Mircea aimait par-dessus tout cette ambiance de quasi-silence monacal incitant au recueillement et de solitude absolue. Elle y retrouvait le reflet de ses propres sentiments et de son humeur constante.
En apparence, cette jeune fille était de constitution frêle et de taille menue. Son visage formait un demi-ovale parfait au menton presque effacé. Son nez fin, légèrement retroussé, soulignait le tracé de ses lèvres pulpeuses d’un rouge écarlate. Un rouge qui attirait d’autant plus le regard qu’il tranchait vivement avec sa peau blanche, tellement laiteuse qu’elle semblait diaphane. Sa chevelure, simplement ornée d’un serre-tête de tissu et de perles qui se prolongeait par un léger voile de mousseline, était noire comme les plumes d’une corneille, et dévalait en cascade de boucles anglaises jusqu’aux hanches étroites de la jeune femme.

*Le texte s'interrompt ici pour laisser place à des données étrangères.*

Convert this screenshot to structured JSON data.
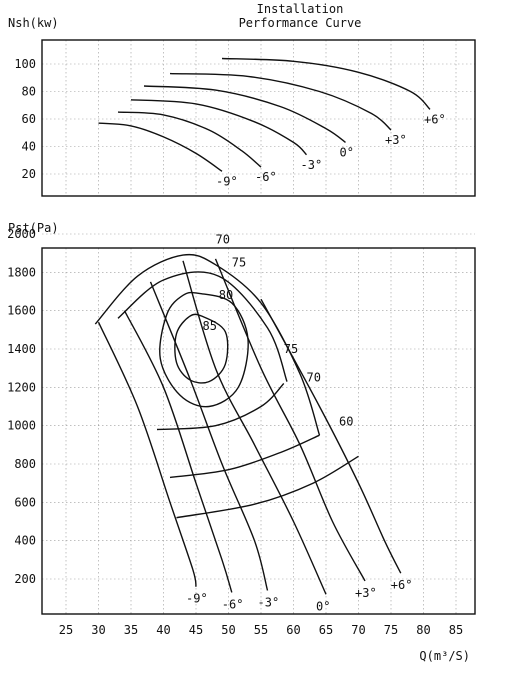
{
  "chart_data": {
    "type": "line",
    "title": "Installation",
    "subtitle": "Performance Curve",
    "xlabel": "Q(m³/S)",
    "x_ticks": [
      25,
      30,
      35,
      40,
      45,
      50,
      55,
      60,
      65,
      70,
      75,
      80,
      85
    ],
    "top": {
      "ylabel": "Nsh(kw)",
      "y_ticks": [
        20,
        40,
        60,
        80,
        100
      ],
      "series": [
        {
          "name": "-9°",
          "points": [
            [
              30,
              57
            ],
            [
              35,
              55
            ],
            [
              40,
              47
            ],
            [
              45,
              35
            ],
            [
              49,
              22
            ]
          ]
        },
        {
          "name": "-6°",
          "points": [
            [
              33,
              65
            ],
            [
              40,
              63
            ],
            [
              47,
              52
            ],
            [
              52,
              37
            ],
            [
              55,
              25
            ]
          ]
        },
        {
          "name": "-3°",
          "points": [
            [
              35,
              74
            ],
            [
              45,
              71
            ],
            [
              54,
              58
            ],
            [
              60,
              43
            ],
            [
              62,
              34
            ]
          ]
        },
        {
          "name": "0°",
          "points": [
            [
              37,
              84
            ],
            [
              48,
              81
            ],
            [
              58,
              69
            ],
            [
              65,
              53
            ],
            [
              68,
              43
            ]
          ]
        },
        {
          "name": "+3°",
          "points": [
            [
              41,
              93
            ],
            [
              53,
              91
            ],
            [
              64,
              80
            ],
            [
              72,
              64
            ],
            [
              75,
              52
            ]
          ]
        },
        {
          "name": "+6°",
          "points": [
            [
              49,
              104
            ],
            [
              60,
              102
            ],
            [
              70,
              94
            ],
            [
              78,
              80
            ],
            [
              81,
              67
            ]
          ]
        }
      ]
    },
    "bottom": {
      "ylabel": "Pst(Pa)",
      "y_ticks": [
        200,
        400,
        600,
        800,
        1000,
        1200,
        1400,
        1600,
        1800,
        2000
      ],
      "blade_series": [
        {
          "name": "-9°",
          "points": [
            [
              30,
              1540
            ],
            [
              36,
              1100
            ],
            [
              41,
              600
            ],
            [
              44.5,
              250
            ],
            [
              45,
              160
            ]
          ]
        },
        {
          "name": "-6°",
          "points": [
            [
              34,
              1600
            ],
            [
              40,
              1200
            ],
            [
              45,
              700
            ],
            [
              49,
              300
            ],
            [
              50.5,
              130
            ]
          ]
        },
        {
          "name": "0°",
          "points": [
            [
              43,
              1860
            ],
            [
              48,
              1300
            ],
            [
              54,
              900
            ],
            [
              60,
              500
            ],
            [
              65,
              120
            ]
          ]
        },
        {
          "name": "-3°",
          "points": [
            [
              38,
              1750
            ],
            [
              44,
              1250
            ],
            [
              49,
              800
            ],
            [
              54,
              400
            ],
            [
              56,
              140
            ]
          ]
        },
        {
          "name": "+3°",
          "points": [
            [
              48,
              1870
            ],
            [
              55,
              1300
            ],
            [
              61,
              900
            ],
            [
              66,
              500
            ],
            [
              71,
              190
            ]
          ]
        },
        {
          "name": "+6°",
          "points": [
            [
              55,
              1660
            ],
            [
              64,
              1100
            ],
            [
              70,
              700
            ],
            [
              74,
              400
            ],
            [
              76.5,
              230
            ]
          ]
        }
      ],
      "efficiency_labels": [
        "70",
        "75",
        "80",
        "85",
        "75",
        "70",
        "60"
      ],
      "efficiency_contours": [
        {
          "name": "85",
          "points": [
            [
              46,
              1570
            ],
            [
              49.5,
              1490
            ],
            [
              49.5,
              1320
            ],
            [
              47,
              1230
            ],
            [
              44,
              1240
            ],
            [
              42,
              1330
            ],
            [
              42,
              1480
            ],
            [
              44,
              1570
            ]
          ]
        },
        {
          "name": "80",
          "points": [
            [
              45.5,
              1690
            ],
            [
              50.5,
              1640
            ],
            [
              53,
              1450
            ],
            [
              51.5,
              1200
            ],
            [
              47,
              1100
            ],
            [
              42.5,
              1160
            ],
            [
              39.5,
              1350
            ],
            [
              40.5,
              1580
            ],
            [
              43,
              1680
            ]
          ]
        }
      ],
      "efficiency_arcs": [
        {
          "name": "75",
          "points": [
            [
              33,
              1560
            ],
            [
              40,
              1760
            ],
            [
              48.5,
              1780
            ],
            [
              56,
              1510
            ],
            [
              59,
              1230
            ]
          ]
        },
        {
          "name": "75",
          "points": [
            [
              39,
              980
            ],
            [
              48,
              1000
            ],
            [
              55,
              1100
            ],
            [
              58.5,
              1220
            ]
          ]
        },
        {
          "name": "70",
          "points": [
            [
              29.5,
              1530
            ],
            [
              36,
              1780
            ],
            [
              43,
              1890
            ],
            [
              48,
              1840
            ],
            [
              55,
              1640
            ],
            [
              61,
              1270
            ],
            [
              64,
              950
            ]
          ]
        },
        {
          "name": "70",
          "points": [
            [
              41,
              730
            ],
            [
              50,
              770
            ],
            [
              58,
              860
            ],
            [
              64,
              950
            ]
          ]
        },
        {
          "name": "60",
          "points": [
            [
              42,
              520
            ],
            [
              54,
              590
            ],
            [
              63,
              700
            ],
            [
              70,
              840
            ]
          ]
        }
      ]
    }
  }
}
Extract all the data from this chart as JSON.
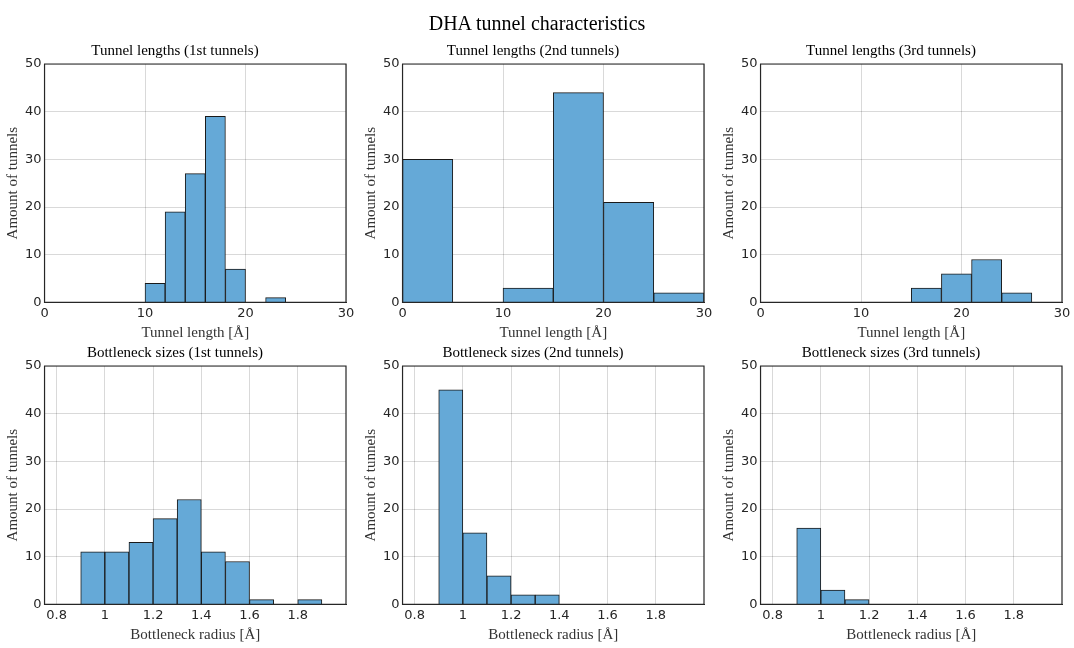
{
  "chart_data": [
    {
      "type": "histogram",
      "annotations": [
        "DHA tunnel characteristics"
      ],
      "title": "Tunnel lengths (1st tunnels)",
      "xlabel": "Tunnel length [Å]",
      "ylabel": "Amount of tunnels",
      "bins": [
        10,
        12,
        14,
        16,
        18,
        20,
        22,
        24
      ],
      "values": [
        4,
        19,
        27,
        39,
        7,
        0,
        1
      ],
      "color": "#65a9d7",
      "xlim": [
        0,
        30
      ],
      "xticks": [
        0,
        10,
        20,
        30
      ],
      "ylim": [
        0,
        50
      ],
      "yticks": [
        0,
        10,
        20,
        30,
        40,
        50
      ],
      "grid": true
    },
    {
      "type": "histogram",
      "title": "Tunnel lengths (2nd tunnels)",
      "xlabel": "Tunnel length [Å]",
      "ylabel": "Amount of tunnels",
      "bins": [
        0,
        5,
        10,
        15,
        20,
        25,
        30
      ],
      "values": [
        30,
        0,
        3,
        44,
        21,
        2
      ],
      "color": "#65a9d7",
      "xlim": [
        0,
        30
      ],
      "xticks": [
        0,
        10,
        20,
        30
      ],
      "ylim": [
        0,
        50
      ],
      "yticks": [
        0,
        10,
        20,
        30,
        40,
        50
      ],
      "grid": true
    },
    {
      "type": "histogram",
      "title": "Tunnel lengths (3rd tunnels)",
      "xlabel": "Tunnel length [Å]",
      "ylabel": "Amount of tunnels",
      "bins": [
        15,
        18,
        21,
        24,
        27
      ],
      "values": [
        3,
        6,
        9,
        2
      ],
      "color": "#65a9d7",
      "xlim": [
        0,
        30
      ],
      "xticks": [
        0,
        10,
        20,
        30
      ],
      "ylim": [
        0,
        50
      ],
      "yticks": [
        0,
        10,
        20,
        30,
        40,
        50
      ],
      "grid": true
    },
    {
      "type": "histogram",
      "title": "Bottleneck sizes (1st tunnels)",
      "xlabel": "Bottleneck radius [Å]",
      "ylabel": "Amount of tunnels",
      "bins": [
        0.9,
        1.0,
        1.1,
        1.2,
        1.3,
        1.4,
        1.5,
        1.6,
        1.7,
        1.8,
        1.9
      ],
      "values": [
        11,
        11,
        13,
        18,
        22,
        11,
        9,
        1,
        0,
        1
      ],
      "color": "#65a9d7",
      "xlim": [
        0.75,
        2
      ],
      "xticks": [
        0.8,
        1,
        1.2,
        1.4,
        1.6,
        1.8
      ],
      "ylim": [
        0,
        50
      ],
      "yticks": [
        0,
        10,
        20,
        30,
        40,
        50
      ],
      "grid": true
    },
    {
      "type": "histogram",
      "title": "Bottleneck sizes (2nd tunnels)",
      "xlabel": "Bottleneck radius [Å]",
      "ylabel": "Amount of tunnels",
      "bins": [
        0.9,
        1.0,
        1.1,
        1.2,
        1.3,
        1.4
      ],
      "values": [
        45,
        15,
        6,
        2,
        2
      ],
      "color": "#65a9d7",
      "xlim": [
        0.75,
        2
      ],
      "xticks": [
        0.8,
        1,
        1.2,
        1.4,
        1.6,
        1.8
      ],
      "ylim": [
        0,
        50
      ],
      "yticks": [
        0,
        10,
        20,
        30,
        40,
        50
      ],
      "grid": true
    },
    {
      "type": "histogram",
      "title": "Bottleneck sizes (3rd tunnels)",
      "xlabel": "Bottleneck radius [Å]",
      "ylabel": "Amount of tunnels",
      "bins": [
        0.9,
        1.0,
        1.1,
        1.2
      ],
      "values": [
        16,
        3,
        1
      ],
      "color": "#65a9d7",
      "xlim": [
        0.75,
        2
      ],
      "xticks": [
        0.8,
        1,
        1.2,
        1.4,
        1.6,
        1.8
      ],
      "ylim": [
        0,
        50
      ],
      "yticks": [
        0,
        10,
        20,
        30,
        40,
        50
      ],
      "grid": true
    }
  ]
}
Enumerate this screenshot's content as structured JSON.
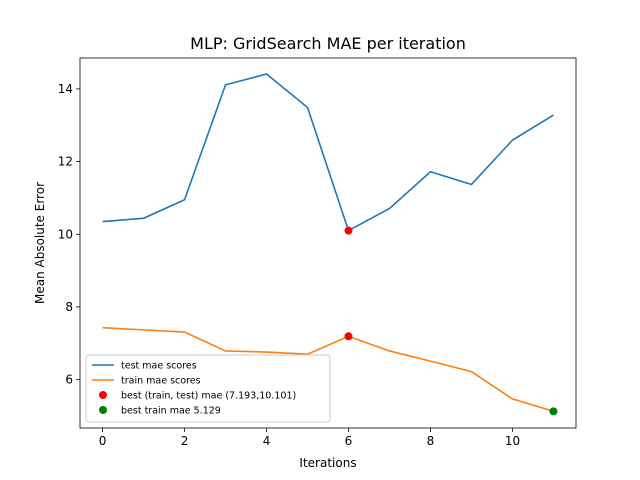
{
  "chart_data": {
    "type": "line",
    "title": "MLP: GridSearch MAE per iteration",
    "xlabel": "Iterations",
    "ylabel": "Mean Absolute Error",
    "xlim": [
      -0.55,
      11.55
    ],
    "ylim": [
      4.67,
      14.85
    ],
    "xticks": [
      0,
      2,
      4,
      6,
      8,
      10
    ],
    "yticks": [
      6,
      8,
      10,
      12,
      14
    ],
    "grid": false,
    "legend_position": "lower-left",
    "x": [
      0,
      1,
      2,
      3,
      4,
      5,
      6,
      7,
      8,
      9,
      10,
      11
    ],
    "series": [
      {
        "name": "test mae scores",
        "color": "#1f77b4",
        "values": [
          10.35,
          10.44,
          10.95,
          14.11,
          14.41,
          13.49,
          10.1,
          10.71,
          11.72,
          11.37,
          12.59,
          13.28
        ]
      },
      {
        "name": "train mae scores",
        "color": "#ff7f0e",
        "values": [
          7.43,
          7.37,
          7.31,
          6.79,
          6.76,
          6.7,
          7.19,
          6.79,
          6.51,
          6.22,
          5.47,
          5.13
        ]
      }
    ],
    "markers": [
      {
        "name": "best (train, test) mae (7.193,10.101)",
        "color": "#ff0000",
        "points": [
          [
            6,
            10.101
          ],
          [
            6,
            7.193
          ]
        ]
      },
      {
        "name": "best train mae 5.129",
        "color": "#008000",
        "points": [
          [
            11,
            5.129
          ]
        ]
      }
    ]
  }
}
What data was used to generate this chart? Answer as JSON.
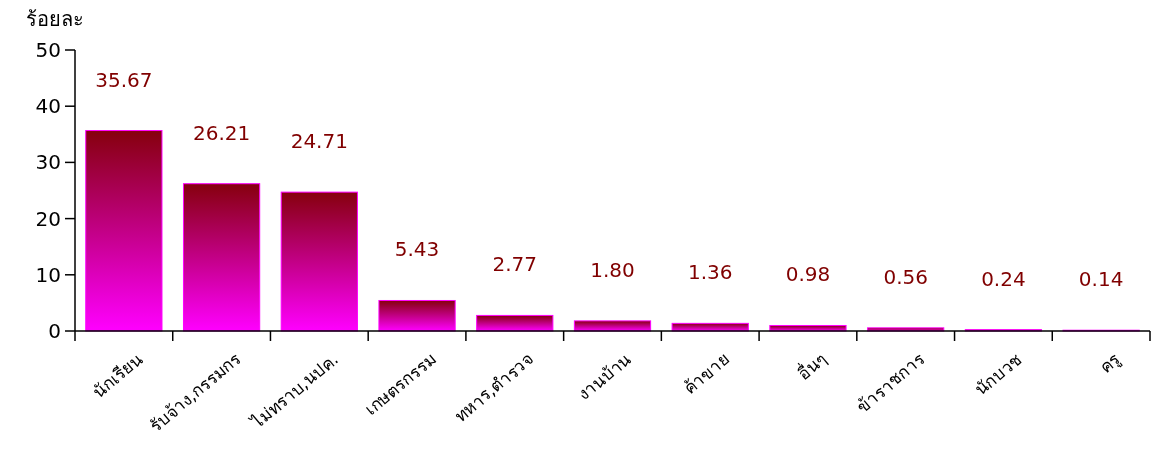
{
  "chart_data": {
    "type": "bar",
    "ylabel": "ร้อยละ",
    "categories": [
      "นักเรียน",
      "รับจ้าง,กรรมกร",
      "ไม่ทราบ,นปค.",
      "เกษตรกรรม",
      "ทหาร,ตำรวจ",
      "งานบ้าน",
      "ค้าขาย",
      "อื่นๆ",
      "ข้าราชการ",
      "นักบวช",
      "ครู"
    ],
    "values": [
      35.67,
      26.21,
      24.71,
      5.43,
      2.77,
      1.8,
      1.36,
      0.98,
      0.56,
      0.24,
      0.14
    ],
    "color": "#ff00ff",
    "ylim": [
      0,
      50
    ],
    "yticks": [
      0,
      10,
      20,
      30,
      40,
      50
    ],
    "value_labels": [
      "35.67",
      "26.21",
      "24.71",
      "5.43",
      "2.77",
      "1.80",
      "1.36",
      "0.98",
      "0.56",
      "0.24",
      "0.14"
    ],
    "grid": false
  }
}
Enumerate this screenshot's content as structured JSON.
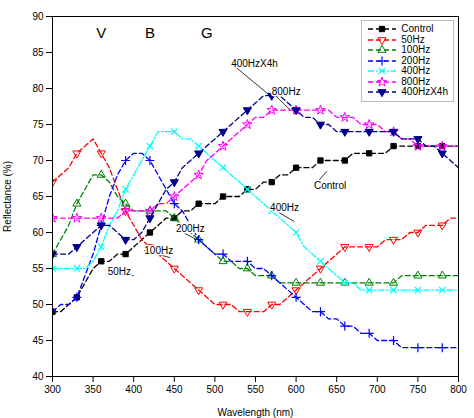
{
  "chart_data": {
    "type": "line",
    "xlabel": "Wavelength (nm)",
    "ylabel": "Reflectance (%)",
    "xlim": [
      300,
      800
    ],
    "ylim": [
      40,
      90
    ],
    "xticks": [
      300,
      350,
      400,
      450,
      500,
      550,
      600,
      650,
      700,
      750,
      800
    ],
    "yticks": [
      40,
      45,
      50,
      55,
      60,
      65,
      70,
      75,
      80,
      85,
      90
    ],
    "grid": false,
    "legend": "upper right",
    "x": [
      300,
      310,
      320,
      330,
      340,
      350,
      360,
      370,
      380,
      390,
      400,
      410,
      420,
      430,
      440,
      450,
      460,
      470,
      480,
      490,
      500,
      510,
      520,
      530,
      540,
      550,
      560,
      570,
      580,
      590,
      600,
      610,
      620,
      630,
      640,
      650,
      660,
      670,
      680,
      690,
      700,
      710,
      720,
      730,
      740,
      750,
      760,
      770,
      780,
      790,
      800
    ],
    "series": [
      {
        "name": "Control",
        "color": "black",
        "marker": "square",
        "line_style": "dashed",
        "values": [
          49,
          49,
          50,
          51,
          53,
          55,
          56,
          56,
          57,
          57,
          58,
          59,
          60,
          61,
          62,
          62,
          63,
          63,
          64,
          64,
          64,
          65,
          65,
          65,
          66,
          66,
          67,
          67,
          68,
          68,
          69,
          69,
          69,
          70,
          70,
          70,
          70,
          71,
          71,
          71,
          71,
          71,
          72,
          72,
          72,
          72,
          72,
          72,
          72,
          72,
          72
        ]
      },
      {
        "name": "50Hz",
        "color": "red",
        "marker": "triangle-down-open",
        "line_style": "dashed",
        "values": [
          67,
          68,
          69,
          71,
          72,
          73,
          71,
          69,
          66,
          63,
          61,
          59,
          58,
          57,
          56,
          55,
          54,
          53,
          52,
          51,
          50,
          50,
          50,
          49,
          49,
          49,
          49,
          50,
          50,
          51,
          52,
          53,
          54,
          55,
          56,
          57,
          58,
          58,
          58,
          58,
          58,
          59,
          59,
          59,
          60,
          60,
          61,
          61,
          61,
          62,
          62
        ]
      },
      {
        "name": "100Hz",
        "color": "green",
        "marker": "triangle-up-open",
        "line_style": "dashed",
        "values": [
          57,
          59,
          61,
          64,
          66,
          68,
          68,
          67,
          65,
          64,
          63,
          63,
          63,
          63,
          63,
          62,
          61,
          60,
          59,
          58,
          57,
          56,
          56,
          55,
          55,
          54,
          54,
          54,
          53,
          53,
          53,
          53,
          53,
          53,
          53,
          53,
          53,
          53,
          53,
          53,
          53,
          53,
          53,
          54,
          54,
          54,
          54,
          54,
          54,
          54,
          54
        ]
      },
      {
        "name": "200Hz",
        "color": "blue",
        "marker": "plus",
        "line_style": "dashed",
        "values": [
          49,
          50,
          50,
          51,
          54,
          57,
          61,
          65,
          68,
          70,
          71,
          71,
          70,
          68,
          66,
          64,
          63,
          61,
          59,
          58,
          57,
          57,
          56,
          56,
          56,
          55,
          55,
          54,
          53,
          52,
          51,
          50,
          49,
          49,
          48,
          48,
          47,
          47,
          46,
          46,
          45,
          45,
          45,
          44,
          44,
          44,
          44,
          44,
          44,
          44,
          44
        ]
      },
      {
        "name": "400Hz",
        "color": "cyan",
        "marker": "x",
        "line_style": "dashdot",
        "values": [
          55,
          55,
          55,
          55,
          55,
          56,
          58,
          61,
          63,
          66,
          68,
          70,
          72,
          74,
          74,
          74,
          73,
          73,
          72,
          71,
          70,
          69,
          68,
          67,
          66,
          65,
          64,
          63,
          62,
          61,
          60,
          58,
          57,
          56,
          55,
          54,
          53,
          53,
          52,
          52,
          52,
          52,
          52,
          52,
          52,
          52,
          52,
          52,
          52,
          52,
          52
        ]
      },
      {
        "name": "800Hz",
        "color": "#ff00ff",
        "marker": "star-open",
        "line_style": "dashed",
        "values": [
          62,
          62,
          62,
          62,
          62,
          62,
          62,
          62,
          62,
          63,
          63,
          63,
          63,
          64,
          64,
          65,
          66,
          67,
          68,
          70,
          71,
          72,
          73,
          74,
          75,
          76,
          76,
          77,
          77,
          77,
          77,
          77,
          77,
          77,
          77,
          76,
          76,
          76,
          75,
          75,
          75,
          74,
          74,
          73,
          73,
          72,
          72,
          72,
          72,
          72,
          72
        ]
      },
      {
        "name": "400HzX4h",
        "color": "#00008B",
        "marker": "triangle-down",
        "line_style": "dashed",
        "values": [
          57,
          57,
          57,
          58,
          59,
          60,
          61,
          61,
          60,
          59,
          59,
          60,
          62,
          64,
          66,
          67,
          69,
          70,
          71,
          72,
          73,
          74,
          75,
          76,
          77,
          78,
          79,
          79,
          79,
          78,
          77,
          76,
          76,
          75,
          75,
          74,
          74,
          74,
          74,
          74,
          74,
          74,
          74,
          73,
          73,
          73,
          72,
          72,
          71,
          70,
          69
        ]
      }
    ],
    "labels": [
      {
        "text": "V",
        "x": 360,
        "y": 88.5
      },
      {
        "text": "B",
        "x": 420,
        "y": 88.5
      },
      {
        "text": "G",
        "x": 490,
        "y": 88.5
      }
    ],
    "annotations": [
      {
        "text": "400HzX4h",
        "xy": [
          568,
          79.0
        ],
        "xytext": [
          520,
          83.5
        ]
      },
      {
        "text": "800Hz",
        "xy": [
          593,
          77.0
        ],
        "xytext": [
          570,
          79.5
        ]
      },
      {
        "text": "Control",
        "xy": [
          638,
          68.5
        ],
        "xytext": [
          622,
          66.5
        ]
      },
      {
        "text": "400Hz",
        "xy": [
          598,
          61.5
        ],
        "xytext": [
          568,
          63.5
        ]
      },
      {
        "text": "200Hz",
        "xy": [
          478,
          59.0
        ],
        "xytext": [
          452,
          60.5
        ]
      },
      {
        "text": "100Hz",
        "xy": [
          445,
          56.5
        ],
        "xytext": [
          413,
          57.5
        ]
      },
      {
        "text": "50Hz",
        "xy": [
          400,
          54.0
        ],
        "xytext": [
          368,
          54.5
        ]
      }
    ]
  }
}
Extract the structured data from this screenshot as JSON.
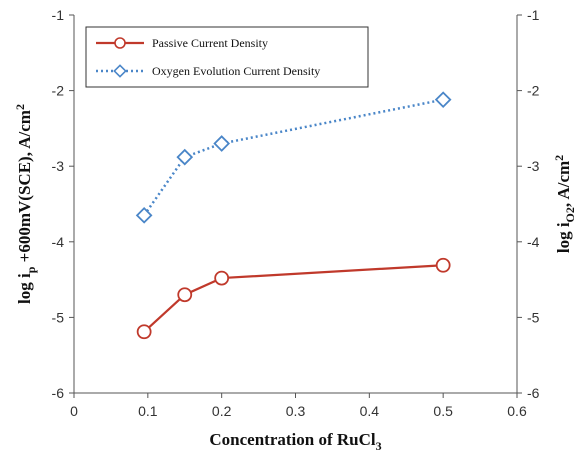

Celle-ci était chaussée de fines pantoufles de vair, d’une chainse1immaculée et par-dessus cette dernière d’une robe à tassel2dont les nuances de cobalt rappelaient celles des yeux de sa jolie propriétaire. N’évoquer que la couleur de la vêture serait faire injure envers la qualité de l’œuvre du maître artisan drapier qui en était l’auteur. Car ce tissu azuré était brodé sur toute sa surface de motifs floraux à l’aide de fils d’argent. Les manches, ainsi que l’encolure en V et l’ourlet du vêtement, se paraient de fourrures noires. Sur ses hanches reposait une fine ceinture en cuir dont une extrémité redescendait entre ses jambes élancées, presque jusqu’au rebord de ladite fourrure. Accrochée à cet élégant baudrier pendait une superbe aumônière en brocart armorié sur laquelle quelques perles aux couleurs de la sorgue3étaient cousues à l’aide de fils d’or.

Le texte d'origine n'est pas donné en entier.